Hip-hop and rap have been heavily represented at this year’s Paléo Festival. Moreover, if previous editions have seen rappers from around the world come and play, this year nearly all of them were French-speaking. If a few years ago the idea of having French-speaking rappers coming from anywhere else than France would have seemed strange, the incredible vitality of both the Belgian and Swiss hip-hop scene has changed that. On Thursday, Romeo Elvis delivered one of the best concerts of the festival. Thanking the crowd for enjoying the concert instead of filming it on their phones and for being so enthusiastic, he declared his love for Switzerland and to his Swiss fans.
The same evening saw the rising stars of the local hip-hop scene give what was probably the concert with the craziest public of the week. XTRM tour brings together three MCs who are definitely going places with their art. They owned the stage and kept the fire burning for the whole show.

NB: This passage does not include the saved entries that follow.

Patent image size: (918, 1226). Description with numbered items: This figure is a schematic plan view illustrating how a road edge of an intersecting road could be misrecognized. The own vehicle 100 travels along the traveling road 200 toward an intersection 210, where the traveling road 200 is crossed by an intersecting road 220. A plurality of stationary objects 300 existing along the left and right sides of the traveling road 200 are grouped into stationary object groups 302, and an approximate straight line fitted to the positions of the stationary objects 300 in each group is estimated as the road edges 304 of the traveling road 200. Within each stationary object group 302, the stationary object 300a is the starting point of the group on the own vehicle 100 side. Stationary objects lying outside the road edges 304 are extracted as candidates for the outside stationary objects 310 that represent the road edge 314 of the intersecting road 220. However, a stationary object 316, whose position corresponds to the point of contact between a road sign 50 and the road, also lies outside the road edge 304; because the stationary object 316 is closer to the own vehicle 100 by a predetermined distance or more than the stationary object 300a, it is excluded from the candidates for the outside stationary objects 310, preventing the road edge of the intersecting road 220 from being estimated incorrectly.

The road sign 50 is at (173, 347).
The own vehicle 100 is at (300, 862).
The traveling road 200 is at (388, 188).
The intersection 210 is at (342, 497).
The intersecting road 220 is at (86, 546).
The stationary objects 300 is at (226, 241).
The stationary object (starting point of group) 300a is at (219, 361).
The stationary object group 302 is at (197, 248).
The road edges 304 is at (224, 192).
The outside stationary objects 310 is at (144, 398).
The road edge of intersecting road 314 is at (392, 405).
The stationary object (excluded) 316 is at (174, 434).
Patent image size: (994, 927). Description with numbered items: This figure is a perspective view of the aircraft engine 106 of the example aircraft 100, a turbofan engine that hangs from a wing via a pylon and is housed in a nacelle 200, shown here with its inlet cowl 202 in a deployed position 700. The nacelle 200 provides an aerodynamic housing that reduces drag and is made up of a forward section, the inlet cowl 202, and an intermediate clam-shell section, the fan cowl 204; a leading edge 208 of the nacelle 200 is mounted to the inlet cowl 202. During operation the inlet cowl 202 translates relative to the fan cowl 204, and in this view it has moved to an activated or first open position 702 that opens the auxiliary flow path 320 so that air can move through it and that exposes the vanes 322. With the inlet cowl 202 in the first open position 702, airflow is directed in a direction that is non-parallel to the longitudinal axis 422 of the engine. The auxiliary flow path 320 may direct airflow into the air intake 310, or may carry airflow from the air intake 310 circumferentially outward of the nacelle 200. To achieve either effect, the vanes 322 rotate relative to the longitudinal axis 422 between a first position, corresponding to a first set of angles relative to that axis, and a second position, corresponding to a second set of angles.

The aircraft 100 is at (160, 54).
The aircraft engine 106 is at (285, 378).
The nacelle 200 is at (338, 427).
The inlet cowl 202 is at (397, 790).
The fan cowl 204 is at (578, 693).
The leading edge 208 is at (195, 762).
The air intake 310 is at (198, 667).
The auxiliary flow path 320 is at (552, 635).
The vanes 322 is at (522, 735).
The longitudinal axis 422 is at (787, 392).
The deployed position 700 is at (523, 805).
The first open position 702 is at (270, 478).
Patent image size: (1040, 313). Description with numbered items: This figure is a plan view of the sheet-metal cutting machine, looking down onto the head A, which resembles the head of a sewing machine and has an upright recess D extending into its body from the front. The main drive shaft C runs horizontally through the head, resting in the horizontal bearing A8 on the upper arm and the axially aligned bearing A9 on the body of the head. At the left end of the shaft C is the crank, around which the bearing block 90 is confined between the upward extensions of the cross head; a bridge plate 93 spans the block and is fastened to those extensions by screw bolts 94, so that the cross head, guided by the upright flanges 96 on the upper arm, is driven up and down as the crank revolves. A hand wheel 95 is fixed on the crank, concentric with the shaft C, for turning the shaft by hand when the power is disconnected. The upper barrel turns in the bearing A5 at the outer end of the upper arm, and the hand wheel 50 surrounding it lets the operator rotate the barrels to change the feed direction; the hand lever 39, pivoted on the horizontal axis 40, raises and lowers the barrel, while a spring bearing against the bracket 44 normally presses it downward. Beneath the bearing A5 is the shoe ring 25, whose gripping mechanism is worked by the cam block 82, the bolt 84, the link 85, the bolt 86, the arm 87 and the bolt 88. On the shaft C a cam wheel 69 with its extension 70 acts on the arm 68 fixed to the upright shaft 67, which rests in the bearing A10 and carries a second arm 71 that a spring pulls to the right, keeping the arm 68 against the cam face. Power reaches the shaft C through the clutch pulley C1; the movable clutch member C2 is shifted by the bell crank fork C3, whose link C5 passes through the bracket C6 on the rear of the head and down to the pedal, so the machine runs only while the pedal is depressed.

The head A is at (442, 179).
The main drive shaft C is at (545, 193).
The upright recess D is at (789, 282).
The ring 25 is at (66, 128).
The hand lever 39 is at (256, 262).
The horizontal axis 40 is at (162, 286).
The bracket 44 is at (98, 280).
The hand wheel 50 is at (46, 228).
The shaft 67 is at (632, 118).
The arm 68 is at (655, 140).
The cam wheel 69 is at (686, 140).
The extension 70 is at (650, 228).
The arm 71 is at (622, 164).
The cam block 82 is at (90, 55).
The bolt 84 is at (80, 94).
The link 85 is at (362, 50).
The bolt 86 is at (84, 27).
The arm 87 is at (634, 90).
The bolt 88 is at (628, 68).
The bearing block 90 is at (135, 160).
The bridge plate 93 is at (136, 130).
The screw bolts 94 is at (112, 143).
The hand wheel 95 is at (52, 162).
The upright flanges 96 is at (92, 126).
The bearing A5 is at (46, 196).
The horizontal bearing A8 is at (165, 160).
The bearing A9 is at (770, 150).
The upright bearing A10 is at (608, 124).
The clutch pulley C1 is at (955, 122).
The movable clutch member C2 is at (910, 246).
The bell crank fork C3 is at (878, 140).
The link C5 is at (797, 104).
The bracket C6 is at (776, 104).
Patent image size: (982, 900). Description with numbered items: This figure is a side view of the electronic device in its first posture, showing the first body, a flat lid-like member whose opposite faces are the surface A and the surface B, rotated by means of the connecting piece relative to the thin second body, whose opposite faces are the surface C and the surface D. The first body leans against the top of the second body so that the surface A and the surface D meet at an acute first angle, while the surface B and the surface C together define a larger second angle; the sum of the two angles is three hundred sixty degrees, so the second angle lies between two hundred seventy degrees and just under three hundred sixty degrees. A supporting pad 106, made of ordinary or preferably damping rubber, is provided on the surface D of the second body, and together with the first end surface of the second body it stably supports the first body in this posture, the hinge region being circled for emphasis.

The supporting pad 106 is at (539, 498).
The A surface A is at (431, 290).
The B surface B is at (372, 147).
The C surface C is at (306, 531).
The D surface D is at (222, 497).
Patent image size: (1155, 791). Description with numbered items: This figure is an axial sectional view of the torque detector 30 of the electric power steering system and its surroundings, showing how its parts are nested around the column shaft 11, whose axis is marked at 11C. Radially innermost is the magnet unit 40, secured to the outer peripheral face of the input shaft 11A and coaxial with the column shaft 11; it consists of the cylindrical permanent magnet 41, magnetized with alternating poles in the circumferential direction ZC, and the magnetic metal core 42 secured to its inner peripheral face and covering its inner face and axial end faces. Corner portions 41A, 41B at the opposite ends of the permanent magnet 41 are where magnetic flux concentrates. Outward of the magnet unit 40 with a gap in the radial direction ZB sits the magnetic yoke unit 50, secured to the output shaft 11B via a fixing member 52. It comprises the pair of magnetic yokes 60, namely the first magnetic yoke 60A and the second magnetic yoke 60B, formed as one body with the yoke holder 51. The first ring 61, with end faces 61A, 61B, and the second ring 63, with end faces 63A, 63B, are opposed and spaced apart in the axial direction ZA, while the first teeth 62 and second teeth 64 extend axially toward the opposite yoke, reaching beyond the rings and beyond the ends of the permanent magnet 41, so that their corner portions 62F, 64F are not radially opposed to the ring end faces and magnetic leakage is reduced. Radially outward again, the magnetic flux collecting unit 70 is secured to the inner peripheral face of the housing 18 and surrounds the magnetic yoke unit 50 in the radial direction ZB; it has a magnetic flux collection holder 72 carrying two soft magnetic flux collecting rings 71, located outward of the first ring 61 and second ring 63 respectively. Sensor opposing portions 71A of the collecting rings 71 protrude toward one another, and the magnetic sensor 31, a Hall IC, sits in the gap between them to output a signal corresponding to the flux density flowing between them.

The linguistic divide tends to apply to music the same Swiss-German rap is not very popular or well-known on this side of the Röstigraben, the linguistic border (metaphorically made of Rösti, the quintessentially Swiss-German fried potato dish) that separates Switzerland between the French and German speakers. S.O.S are set to change this. The Bernese collective who rap on tracks heavily inspired by trap and other very heavy beat gave Paléo a chance to realise that you don’t necessarily have to understand the lyrics to enjoy their music. Their Swiss-German dialect went really well with their very fast flow and the very electronic tracks they rapped to. Speaking a mix of French and English to the crowd, they seemed really happy with the way the crowd was reacting to their show.
Most of the rappers and crews who played this week come from the new generations of artists, redefining the genre and taking it in many different directions. The important number of rappers is obviously a sign of a very healthy and creative scene. But celebrating the new and the hip doesn’t mean you have to forget where it all started. The main concert of the night was French hip-hop legends (and whose name you wouldn’t want to tell your mum about) Supreme NTM. I’ll let you figure out what the acronym means, considering the last word is French for mother and the N would be translated by an F in English… The bad boys (probably better sons than their name suggests) of French rap, JoeyStarr and Kool Shen, boast 30 years of career and are still going strong.
Their tracks have accompanied generation after generation of teenagers, from the dancy Ma Benz to the rap-manifesto of My people. After a week of rather disappointing concerts on the main stage when it came to the famous, older bands like Depeche Mode and The Killers, whose concerts were rather boring and uninspired, NTM finally showed us that you can have nothing left to prove and still give it everything you’ve got. They have obviously calmed down a bit and are probably slightly less rebellious than they were thirty years ago: after playing their song Police, which is probably the French equivalent to NWA’s Fuck the police, JoeyStarr concluded by saying that the police were just like public transport: we wouldn’t go very far without them. That song and its sample of KRS One’s Sound of da Police is a great example of an auditive hallucination: for most French-speaking people, “it’s the sound of the police” is understood as “assassin de la police” (cop killer), making it a big hit in the French hip-hop scene. It’s a rather interesting anecdote about the weird ways our brains work!